PyData Global 2022

ML Model Traceability and Reproducibility by Design
12-03, 09:30–10:00 (UTC), Talk Track I

Model traceability and reproducibility are crucial steps when deploying machine learning models. Model traceability allows us to know which version of the model generated which prediction. Model reproducibility ensures that we can roll back to the previous versions of the model anytime we want.
We, as ML engineers, designed reusable workflows which enable data scientists to follow these two principles by design.


We would like to present our reusable workflows, which can be imported and used in every data science project repository to deploy ML models into production by following MLOPs principles. This heavily depends on the tech stack we have in our organization. We mainly focus on traceability and reproducibility where we connect GitHub commit hash, Databricks run_id, and mlflow run_id to each prediction generated by the model, at each API request. In that way, we ensure the following:

For any given ML model, it is possible to look up unambiguously:
- Corresponding code/ commit on git
- Infrastructure used for training and serving
- Environment used for training and serving
- ML model artifacts


Prior Knowledge Expected

Previous knowledge expected

Basak Eskili is a Machine Learning Engineer at Ahold Delhaize. She is working on creating new tools and infrastructure that enable data scientists to quickly operationalise algorithms. She is bridging the space between data scientists and platform engineers while improving the way of working in accordance with MLOps principles.

In her previous role, she was responsible for bringing models to production. She focused on NLP projects and building data processing pipelines. Basak also implemented new solutions by using cloud services for existing applications and databases to improve time and efficiency.

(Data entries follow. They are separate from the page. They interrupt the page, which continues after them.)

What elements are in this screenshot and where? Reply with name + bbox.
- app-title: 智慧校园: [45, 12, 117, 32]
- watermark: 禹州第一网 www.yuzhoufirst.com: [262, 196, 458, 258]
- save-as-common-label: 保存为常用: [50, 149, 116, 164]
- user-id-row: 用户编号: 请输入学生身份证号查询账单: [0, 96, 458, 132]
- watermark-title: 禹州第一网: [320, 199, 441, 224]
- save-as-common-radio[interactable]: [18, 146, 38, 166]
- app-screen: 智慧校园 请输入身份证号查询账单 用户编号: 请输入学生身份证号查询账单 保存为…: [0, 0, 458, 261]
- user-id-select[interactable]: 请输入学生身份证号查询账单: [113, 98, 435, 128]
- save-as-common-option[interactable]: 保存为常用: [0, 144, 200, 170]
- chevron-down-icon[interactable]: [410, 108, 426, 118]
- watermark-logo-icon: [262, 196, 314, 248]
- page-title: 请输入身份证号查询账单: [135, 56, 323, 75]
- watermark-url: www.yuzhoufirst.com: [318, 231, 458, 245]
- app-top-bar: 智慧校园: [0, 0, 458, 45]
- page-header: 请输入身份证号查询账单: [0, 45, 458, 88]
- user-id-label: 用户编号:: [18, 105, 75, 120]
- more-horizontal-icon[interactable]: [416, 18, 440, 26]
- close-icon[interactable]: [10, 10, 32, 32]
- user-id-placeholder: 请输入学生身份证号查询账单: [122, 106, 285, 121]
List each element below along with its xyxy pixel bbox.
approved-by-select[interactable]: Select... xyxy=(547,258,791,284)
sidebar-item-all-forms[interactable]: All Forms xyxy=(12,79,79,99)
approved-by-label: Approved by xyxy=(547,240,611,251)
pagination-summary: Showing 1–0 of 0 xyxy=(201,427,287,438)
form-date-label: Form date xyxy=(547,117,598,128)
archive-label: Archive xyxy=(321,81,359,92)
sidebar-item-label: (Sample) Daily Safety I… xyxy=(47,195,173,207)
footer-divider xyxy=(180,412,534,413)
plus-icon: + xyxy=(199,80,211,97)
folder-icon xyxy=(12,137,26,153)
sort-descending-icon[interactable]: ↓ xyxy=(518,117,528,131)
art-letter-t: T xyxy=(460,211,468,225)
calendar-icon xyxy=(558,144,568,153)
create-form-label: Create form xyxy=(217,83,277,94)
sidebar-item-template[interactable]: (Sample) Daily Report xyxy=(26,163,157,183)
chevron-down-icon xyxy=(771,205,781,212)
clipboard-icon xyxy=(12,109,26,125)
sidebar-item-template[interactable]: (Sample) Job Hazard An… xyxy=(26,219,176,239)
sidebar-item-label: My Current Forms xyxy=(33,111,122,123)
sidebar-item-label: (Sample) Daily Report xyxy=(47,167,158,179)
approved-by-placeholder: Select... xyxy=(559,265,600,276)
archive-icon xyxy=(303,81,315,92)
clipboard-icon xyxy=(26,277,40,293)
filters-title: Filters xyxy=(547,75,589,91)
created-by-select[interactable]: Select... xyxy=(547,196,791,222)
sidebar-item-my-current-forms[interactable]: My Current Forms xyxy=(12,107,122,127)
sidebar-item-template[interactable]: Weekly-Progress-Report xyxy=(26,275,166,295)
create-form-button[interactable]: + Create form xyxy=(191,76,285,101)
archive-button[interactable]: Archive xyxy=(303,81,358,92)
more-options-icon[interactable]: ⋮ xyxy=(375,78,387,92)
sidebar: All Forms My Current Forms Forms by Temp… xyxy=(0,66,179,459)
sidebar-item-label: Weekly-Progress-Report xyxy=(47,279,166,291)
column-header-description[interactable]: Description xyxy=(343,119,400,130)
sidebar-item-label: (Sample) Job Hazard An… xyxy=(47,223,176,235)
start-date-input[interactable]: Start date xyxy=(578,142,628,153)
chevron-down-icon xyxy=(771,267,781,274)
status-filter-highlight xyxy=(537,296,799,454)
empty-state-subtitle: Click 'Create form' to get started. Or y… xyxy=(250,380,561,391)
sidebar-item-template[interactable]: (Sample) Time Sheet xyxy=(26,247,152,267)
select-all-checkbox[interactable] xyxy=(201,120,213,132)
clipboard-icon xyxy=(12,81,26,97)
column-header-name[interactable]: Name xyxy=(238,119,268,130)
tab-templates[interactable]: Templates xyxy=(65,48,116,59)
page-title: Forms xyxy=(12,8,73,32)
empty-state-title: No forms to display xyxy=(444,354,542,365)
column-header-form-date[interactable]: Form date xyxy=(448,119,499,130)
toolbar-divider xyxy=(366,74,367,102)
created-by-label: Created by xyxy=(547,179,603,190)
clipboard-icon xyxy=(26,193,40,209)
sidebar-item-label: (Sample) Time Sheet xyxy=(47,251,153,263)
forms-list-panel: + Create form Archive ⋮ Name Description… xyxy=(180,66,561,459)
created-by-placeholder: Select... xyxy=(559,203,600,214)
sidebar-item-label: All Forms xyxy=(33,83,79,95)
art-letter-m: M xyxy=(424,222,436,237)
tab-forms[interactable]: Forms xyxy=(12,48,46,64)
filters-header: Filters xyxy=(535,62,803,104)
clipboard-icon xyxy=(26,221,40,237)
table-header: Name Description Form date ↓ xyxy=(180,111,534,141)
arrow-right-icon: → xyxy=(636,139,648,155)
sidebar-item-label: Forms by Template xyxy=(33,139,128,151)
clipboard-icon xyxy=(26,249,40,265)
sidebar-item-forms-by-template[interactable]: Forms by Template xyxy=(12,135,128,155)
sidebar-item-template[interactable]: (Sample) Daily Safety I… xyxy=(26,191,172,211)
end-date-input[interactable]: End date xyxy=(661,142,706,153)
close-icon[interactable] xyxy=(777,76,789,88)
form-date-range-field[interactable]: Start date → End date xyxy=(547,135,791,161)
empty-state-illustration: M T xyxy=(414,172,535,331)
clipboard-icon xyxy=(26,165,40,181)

Maria is a Senior Machine Learning Engineer at Ahold Delhaize. Maria is bridging the gap between data scientists infra and IT teams at different brands and focuses on standardization of machine learning operations across all the brands within Ahold Delhaize.
During nine years in Data&Analytics, Maria tried herself in different roles, from data scientist to a machine learning engineer, was part of teams in various domains, and have built broad knowledge. Maria believes that a model only starts living when it is in production. For this reason, last seven years, her focus was on the automation and standardization of processes related to machine learning.